Predicting Change in Adaptation Strategies of Households to Geological Hazards in the Longmenshan Area, China Using Machine Learning and GIS

Abstract

Hydrological changes combined with earthquakes easily trigger secondary disasters, including geological hazards. The secondary hazard of precipitation is the main disaster type in the Longmenshan Area (China). The 2008 Wenchuan earthquake caused more than 60,000 landslides, severely affecting rural households. This study aimed to answer two questions: (1) How did households adapt to the landslide-prone post-earthquake environment? (2) How will the households’ adaptation strategies change if landslide frequency changes? Different post-disaster adaptation strategies of households in Longmenshan Town, Sichuan, China were identified through a questionnaire survey and then clustered into groups based on similarity using a K-means algorithm.
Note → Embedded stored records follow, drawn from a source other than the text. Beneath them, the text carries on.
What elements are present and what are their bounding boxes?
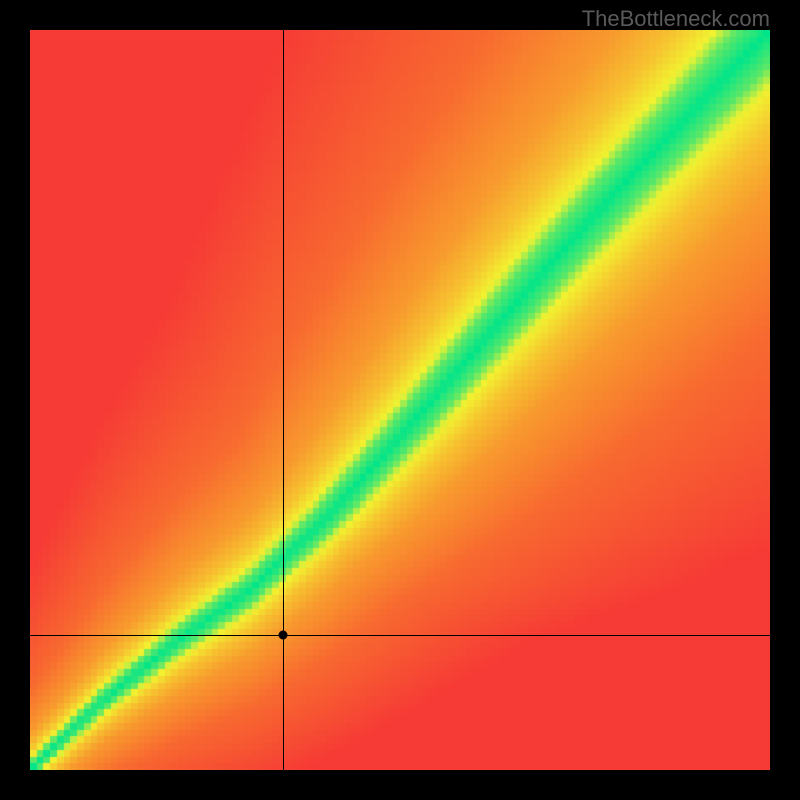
- watermark-text: TheBottleneck.com: [582, 6, 770, 32]
- plot-area: [30, 30, 770, 770]
- bottleneck-heatmap: [30, 30, 770, 770]
- crosshair-horizontal: [30, 635, 770, 636]
- marker-dot: [279, 630, 288, 639]
- crosshair-vertical: [283, 30, 284, 770]
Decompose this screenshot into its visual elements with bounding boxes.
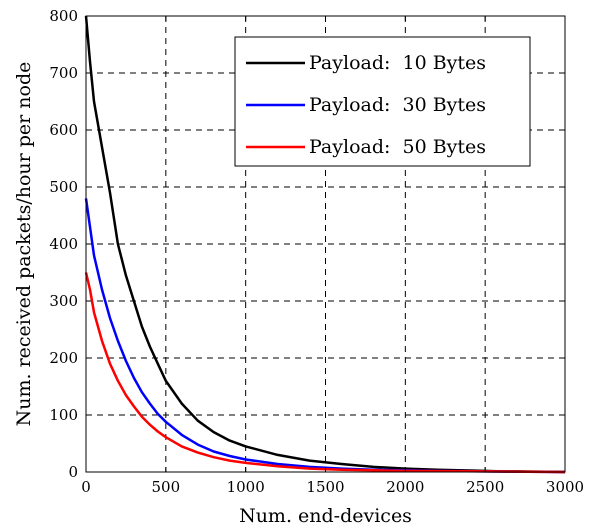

Afterward, a gradient boosting decision tree (GBDT) was used to predict change in adaptation strategies if there was a change in the frequency of landslides. The results show that there are three types of landslide adaptation strategies in the study area: (1) autonomous adaptation; (2) policy-dependent adaptation; and (3) hybrid adaptation, which is a mixture of the first two types. If the frequency of landslides is increased, then around 5% of households previously under the autonomous adaptation type would be converted to policy-dependent and hybrid adaptation types. If the frequency of landslides is reduced, then around 5% of households with policy-dependent adaptation strategies would be converted to the autonomous adaptation type. This exploratory study provides a glimpse of how machine learning can be utilized to predict how adaptation strategies would be modified if hazard frequency changed. A follow-up long-term study in Longmenshan Town is needed to confirm whether the predictions are indeed correct.